Opposition groups also claimed that in the three districts that did use an electronic voting system, Vorë, Kamëz, and Elbasan, there were failures in the electronic identification system. Some workers also claimed that they voted for an opposition candidate, only for their vote to show up for the Socialist candidate. The CEC has argued that this is not possible. Several political groups of the opposition argued the electronic voting system violated the election codes.

On 16 June 2023, the elected mayor for Kukës, Safet Gjici, resigned following a leaked sex tape in the municipal office. He was caught with a female worker giving him oral sex. He resigned effective immediately, which caused a by-election to be held.
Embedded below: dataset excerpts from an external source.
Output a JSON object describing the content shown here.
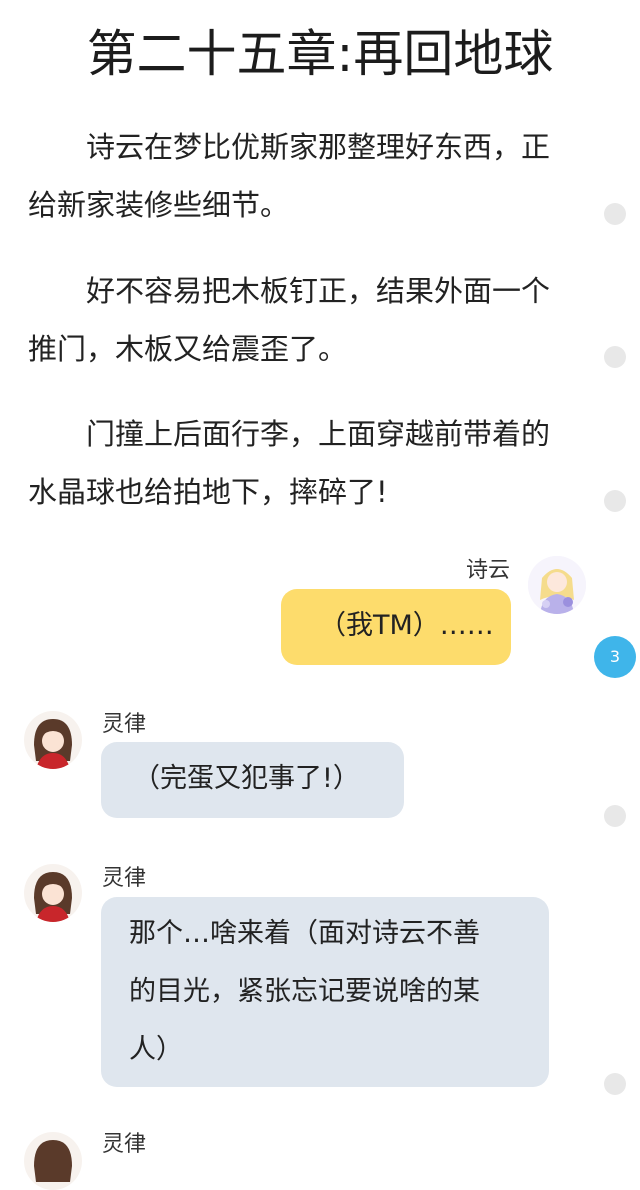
{
  "chapter": {
    "title": "第二十五章:再回地球"
  },
  "paragraphs": [
    {
      "line1": "诗云在梦比优斯家那整理好东西，正",
      "line2": "给新家装修些细节。"
    },
    {
      "line1": "好不容易把木板钉正，结果外面一个",
      "line2": "推门，木板又给震歪了。"
    },
    {
      "line1": "门撞上后面行李，上面穿越前带着的",
      "line2": "水晶球也给拍地下，摔碎了!"
    }
  ],
  "messages": [
    {
      "speaker": "诗云",
      "text": "（我TM）……",
      "side": "right"
    },
    {
      "speaker": "灵律",
      "text": "（完蛋又犯事了!）",
      "side": "left"
    },
    {
      "speaker": "灵律",
      "line1": "那个…啥来着（面对诗云不善",
      "line2": "的目光，紧张忘记要说啥的某",
      "line3": "人）",
      "side": "left"
    },
    {
      "speaker": "灵律",
      "side": "left"
    }
  ],
  "comment_badge": {
    "count": "3"
  },
  "colors": {
    "badge": "#3fb5ea",
    "bubble_self": "#fddc6c",
    "bubble_other": "#dfe6ee",
    "comment_dot": "#e8e8e8"
  }
}
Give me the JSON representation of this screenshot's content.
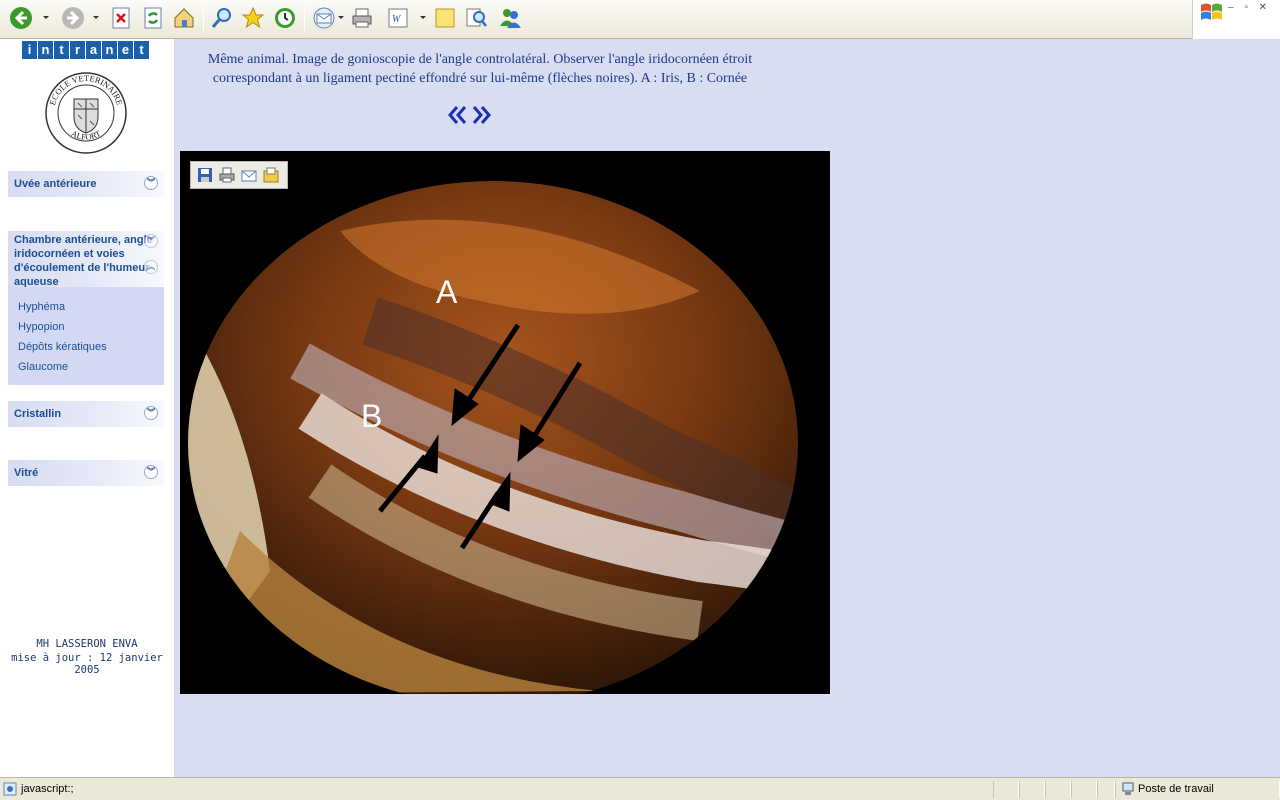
{
  "toolbar": {
    "icons": [
      "back-icon",
      "forward-icon",
      "stop-icon",
      "refresh-icon",
      "home-icon",
      "search-icon",
      "favorites-icon",
      "history-icon",
      "mail-icon",
      "print-icon",
      "edit-word-icon",
      "discuss-icon",
      "research-icon",
      "messenger-icon"
    ]
  },
  "sidebar": {
    "brand_letters": [
      "i",
      "n",
      "t",
      "r",
      "a",
      "n",
      "e",
      "t"
    ],
    "logo": {
      "top_text": "ECOLE VETERINAIRE",
      "bottom_text": "ALFORT"
    },
    "menu": [
      {
        "label": "Uvée antérieure"
      },
      {
        "label": "Chambre antérieure, angle iridocornéen et voies d'écoulement de l'humeur aqueuse"
      },
      {
        "label": "Cristallin"
      },
      {
        "label": "Vitré"
      }
    ],
    "submenu": [
      "Hyphéma",
      "Hypopion",
      "Dépôts kératiques",
      "Glaucome"
    ],
    "footer": {
      "author": "MH LASSERON ENVA",
      "updated": "mise à jour : 12 janvier 2005"
    }
  },
  "main": {
    "caption_line1": "Même animal. Image de gonioscopie de l'angle controlatéral. Observer l'angle iridocornéen étroit",
    "caption_line2": "correspondant à un ligament pectiné effondré sur lui-même (flèches noires). A : Iris, B : Cornée",
    "photo_labels": {
      "a": "A",
      "b": "B"
    }
  },
  "statusbar": {
    "left_text": "javascript:;",
    "zone": "Poste de travail"
  },
  "colors": {
    "accent": "#1b60a8",
    "page_bg": "#d8ddf1",
    "link": "#1b4f93"
  }
}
The Council of Europe stated that the elections were "well-administered, lacked women as candidates and in administration, and lacked focus on local issues"

On 5 March 2024, mayor-elect of Himarë Dhionisios Alfred Beleri, who had been arrested on 12 May 2023, two days before the election, was sentenced to two years in prison for alleged vote buying. The previous mayor, Jorgo Goro, continued to serve his term in the meantime, as Beleri was not allowed to complete his oath to be sworn in as mayor.

On 23 March 2024, Jorgo Goro was himself arrested by SPAK for corruption.

On 4 August 2024, Vangjel Tavo was the candidate of the Socialist Party for the repeat elections in the municipality of Himarë and won his opponent, Petro Gjikuria, who was supported by the coalition of the opposition Together We Win.